Poems by Jack Mitchell - Was It Famine?

(by Jack Mitchell)

Genocide in our times
we identify with the crimes
of Hitler, and indeed those crimes were dire.
Yet at risk of being decried,
I suggest that genocide
was alive and well in Ireland some years prior.

Call it 'famine', just for now.
'Experts' will tell you how
most responses were like poorly fitting shoes.
But ask them who it was
CAUSED the 'famine' - there's a pause
and a look like you've broken some taboos.

Was it famine?
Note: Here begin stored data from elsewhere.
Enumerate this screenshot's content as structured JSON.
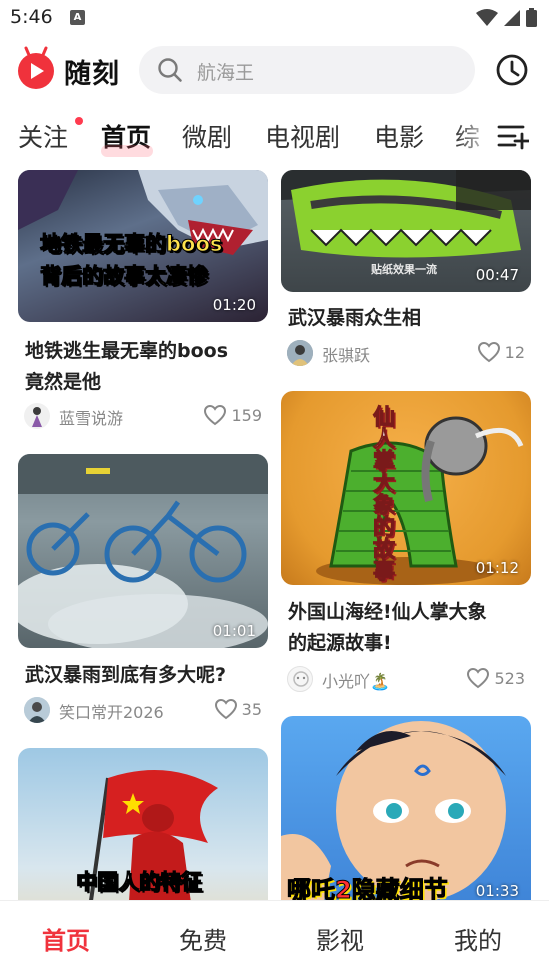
{
  "status_bar": {
    "time": "5:46",
    "notification_badge": "A"
  },
  "header": {
    "brand": "随刻",
    "brand_color": "#f0323c",
    "search_placeholder": "航海王"
  },
  "tabs": [
    {
      "label": "关注",
      "active": false,
      "has_dot": true
    },
    {
      "label": "首页",
      "active": true
    },
    {
      "label": "微剧",
      "active": false
    },
    {
      "label": "电视剧",
      "active": false
    },
    {
      "label": "电影",
      "active": false
    },
    {
      "label": "综",
      "active": false
    }
  ],
  "feed": {
    "left": [
      {
        "thumb_text_1": "地铁最无辜的boos",
        "thumb_text_2": "背后的故事太凄惨",
        "duration": "01:20",
        "title_line1": "地铁逃生最无辜的boos",
        "title_line2": "竟然是他",
        "author": "蓝雪说游",
        "likes": "159"
      },
      {
        "duration": "01:01",
        "title_line1": "武汉暴雨到底有多大呢?",
        "author": "笑口常开2026",
        "likes": "35"
      },
      {
        "thumb_text_1": "中国人的特征"
      }
    ],
    "right": [
      {
        "thumb_text_1": "贴纸效果一流",
        "duration": "00:47",
        "title_line1": "武汉暴雨众生相",
        "author": "张骐跃",
        "likes": "12"
      },
      {
        "thumb_text_1": "仙人掌大象的故事",
        "duration": "01:12",
        "title_line1": "外国山海经!仙人掌大象",
        "title_line2": "的起源故事!",
        "author": "小光吖🏝️",
        "likes": "523"
      },
      {
        "thumb_text_1": "哪吒2隐藏细节",
        "duration": "01:33"
      }
    ]
  },
  "bottom_nav": [
    {
      "label": "首页",
      "active": true
    },
    {
      "label": "免费",
      "active": false
    },
    {
      "label": "影视",
      "active": false
    },
    {
      "label": "我的",
      "active": false
    }
  ]
}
Was it - luck!
It was free trade run amuck
that forced the native Irish to their knees.
Not Fate and all that crap at all,
but rampant, ravenous capital
brought on the black starvation and disease.

There was corn and cows aplenty
in the green well-watered country,
but commodities was what they were, not food.
There were fortunes to be made
in the export-import trade.
'Self-interest' ruled out the common good.

But revisionists now claim
British rule was not to blame;
'men were following the Spirit of the Times'.
Was Mitchel in his rage
not ONE spirit of that age
when he nailed them to his page for their crimes?

Since their Bull-like Act of Union
they'd held Erin closely pinioned,
dictating all her ills and no solutions.
She was made to grow the food
for the multiplying brood
who slaved in their
industrial revolution.

So the acres under corn,
and under hoof and horn
grew quickly, while the poor were bludgeoned back
to the small plots and the stony
where the pratie was the only
crop to feed them till that terrible attack.

In frightful '45
when the deadly blight arrived
they had no devices left they could fall back on;
denuded of old skills
by a penury that kills
all enterprise, they watched the lumper blacken.

When the nettles were all gone
and the brackish seaweed gnawn
till the bitter juice ran down their useless jaws,
they laid them down and died
with their dear ones by their side -
and now the wrath returns and I must pause ...

At this low-cost holocaust
where the poorest suffered most
much relief was FELT but very little SENT
by those who lived in castles -
all the English and their vassals
who could now let vacant land at twice the rent.

If the blight had not struck, THEY
would have found some similar way
and clothed it in a neat circumlocution -
concentration camps or Clearance,
ethnic cleansing, disappearance -
and always the same Ultimate Solution.

Genocide it was,
though some contest it in the cause
of crass Revisionism's new orthodoxy.
British Interests, British rule
built the trap, then came the tool -
potato blight and genocide by proxy.